As China commemorates the 70th year of the beginning of this profoundly transformative chapter in its long and illustrious history, this monumental occasion provides an excellent opportunity for reflection and an understanding of the vast changes that China underwent, how it was impacted by global development and vice versa within the context of the Chinese millennials and generation Z as they will be at the center of everything for the next leg of this journey.
Most comparisons delve into the colossal changes from where China stood 70 years ago to where it stands now: As the world's second biggest economy, as well as having hit milestones on both ends, such as poverty reduction, as well as staggering economic growth simultaneously. What is interesting is that the millennials and those after them personally experienced China as it was just beginning to see the effects of globalization.
This generation, instead of experiencing the incredibly challenging situations that the previous generation overcame, grew up in the age of smartphones and unicorns (start-ups valued at over a $1 billion), rampant e-commerce, society going cashless and the rise of platforms powered by tech and enabled by smartphones that have completely and irrevocably overhauled everyday life and economic activity, ranging from renting out apartments to dating, and everything in between. China is already lauded for adopting advanced technologies and a willingness to be open to new ideas, as evidenced by the astoundingly fast adoption of new technologies and the innovative Chinese approach towards localized implementation.
The premise that needs to be considered is that taken as a whole, there is no other country with a reservoir of highly educated individuals with access to the second largest economy that also happens to be responsible for nearly one-third of the world's economic growth on a yearly basis.
That is in addition to the massive purchasing power that has the power to greatly impact consumption patterns around the globe.
At the same time, they are also faced with a number of challenges that are unique to their situation. The rise of new technologies, such as AI, cloud computing, and big data, and their intensive application on a very diverse range of applications has evolved automation to the point where although it would be too expensive to replace a bus driver with a robot, it would be cost-effective to replace accountants and tax lawyers with algorithms. This is an issue that everyone in developed and developing countries will come across sooner or later. There will be changes in certain careers and complete disappearance of others. The gig economy and mid-career shifts and disruptions will be a feature of their working life, thus becoming a notable departure from the long-term career prospects of the previous generation. However, they are equipped with quality education and empowered by an entrepreneurial spirit inspired by the incredible rise of their country to staggering heights in such a relatively short amount of time. Their reaction to the situation will not only define the future economy of China, but will also exert a sizable impact on the global economy and direction of development. A globally-oriented education also will enable them to greatly enhance China's presence in the hitherto untapped services export sector.
This generation has also directly been affected by mass urbanization and resulting pollution and climate change to the extent where it is not a scientific theory or prediction of the future to them, but an ongoing existential threat to all of humanity and peace of the world. Thus, this generation needs to be acutely aware of the importance of sustainable lifestyles, and take cue from the top leadership that "lucid waters and lush mountains are invaluable assets" and not strive for just their preservation, but be mindful to stay in touch with nature to maintain inner peace and joy. With the Chinese leadership's firm declaration of commitment to fighting catastrophic climate change, a lot of the world's hopes lie upon the direction in which China heads in by building smart, sustainable cities and fosters lifestyles that adapt zero-waste design philosophies and are powered by clean and renewable energy sources. In that end, it would be fascinating to see the next generation openly embracing zero-waste smart and sustainable cities and ways of life. The unified commitment backed by the government bodes well for the country and the planet as a whole as Chinese innovations, resources and economies of scale will allow the whole world to benefit from this experience. The staggering growth that has made the cost of going solar in certain aspects affordable and feasible would not have been possible without the immense manufacturing capacity installed in China.

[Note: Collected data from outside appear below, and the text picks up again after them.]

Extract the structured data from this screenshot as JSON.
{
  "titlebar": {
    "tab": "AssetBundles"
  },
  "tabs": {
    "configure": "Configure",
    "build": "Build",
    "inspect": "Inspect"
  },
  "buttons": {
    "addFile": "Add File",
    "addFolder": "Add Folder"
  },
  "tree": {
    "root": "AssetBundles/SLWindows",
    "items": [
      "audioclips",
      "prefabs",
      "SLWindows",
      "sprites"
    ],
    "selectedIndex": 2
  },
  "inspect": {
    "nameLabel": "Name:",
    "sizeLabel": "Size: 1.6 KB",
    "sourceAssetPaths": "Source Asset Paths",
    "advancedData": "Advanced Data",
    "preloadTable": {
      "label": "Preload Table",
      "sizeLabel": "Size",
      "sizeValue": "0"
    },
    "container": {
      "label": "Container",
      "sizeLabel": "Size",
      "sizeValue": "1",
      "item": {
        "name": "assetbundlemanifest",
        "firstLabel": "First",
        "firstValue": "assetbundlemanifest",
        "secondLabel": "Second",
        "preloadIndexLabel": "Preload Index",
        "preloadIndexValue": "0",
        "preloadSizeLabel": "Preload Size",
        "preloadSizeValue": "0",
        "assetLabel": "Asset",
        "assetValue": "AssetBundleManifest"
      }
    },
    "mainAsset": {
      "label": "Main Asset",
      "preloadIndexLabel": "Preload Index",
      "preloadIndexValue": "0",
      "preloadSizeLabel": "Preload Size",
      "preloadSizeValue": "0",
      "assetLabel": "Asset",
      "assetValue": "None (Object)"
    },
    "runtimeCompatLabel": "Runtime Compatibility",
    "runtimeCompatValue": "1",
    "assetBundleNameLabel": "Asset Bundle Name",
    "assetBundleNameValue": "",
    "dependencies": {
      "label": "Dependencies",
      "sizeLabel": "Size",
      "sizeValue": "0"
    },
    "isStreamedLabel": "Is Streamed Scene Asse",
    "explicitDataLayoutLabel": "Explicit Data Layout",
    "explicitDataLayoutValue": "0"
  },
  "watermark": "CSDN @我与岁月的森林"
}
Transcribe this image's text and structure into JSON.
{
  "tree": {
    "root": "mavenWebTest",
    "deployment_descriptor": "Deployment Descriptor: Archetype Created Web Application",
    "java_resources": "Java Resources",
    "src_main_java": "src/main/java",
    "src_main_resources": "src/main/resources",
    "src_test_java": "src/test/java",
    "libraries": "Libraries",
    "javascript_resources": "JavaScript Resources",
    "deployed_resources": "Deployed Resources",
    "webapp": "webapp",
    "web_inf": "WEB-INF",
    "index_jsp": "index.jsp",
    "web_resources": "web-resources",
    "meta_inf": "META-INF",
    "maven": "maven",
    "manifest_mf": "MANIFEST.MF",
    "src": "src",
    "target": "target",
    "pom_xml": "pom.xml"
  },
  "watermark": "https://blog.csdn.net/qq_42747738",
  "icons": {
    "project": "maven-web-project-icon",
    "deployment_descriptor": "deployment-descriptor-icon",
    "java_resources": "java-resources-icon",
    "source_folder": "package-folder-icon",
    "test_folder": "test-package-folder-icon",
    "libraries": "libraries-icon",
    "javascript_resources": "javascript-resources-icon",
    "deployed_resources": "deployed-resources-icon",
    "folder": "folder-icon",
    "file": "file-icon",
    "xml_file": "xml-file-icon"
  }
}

As time moves forward, this generation will also bear the brunt of the burden rising from an aging and decreasing population, as is with other developed countries where birth rates have been steadily decreasing for quite some time. This will present interesting demographic switches with the milieu of the social fabric of society, as well as require a redefinition and redesign of the concept of elderly care and technology-assisted health care. Again, developments and solutions conceived and implemented here stand to contribute much to solutions for the rest of the world as well.
But beyond all the facts and figures, the youth of China should be grateful for the immense potential that much sacrifice and difficult decisions has brought them. The world stands at a critical juncture as it reels from climate change, seethes with populist rage, roils in economic turmoil and seeks solutions to problems that require disciplined and principled approaches. And yet, few nations are as prepared to deal with situations such as these as the Chinese nation and its people, so it is time that the youth start gearing up for responsibly and capably utilizing that potential for creating a better, sustainable and equitable future not just for themselves, but a shared future for humankind.
Hassan Chattha is a writer and digital media producer based in Beijing.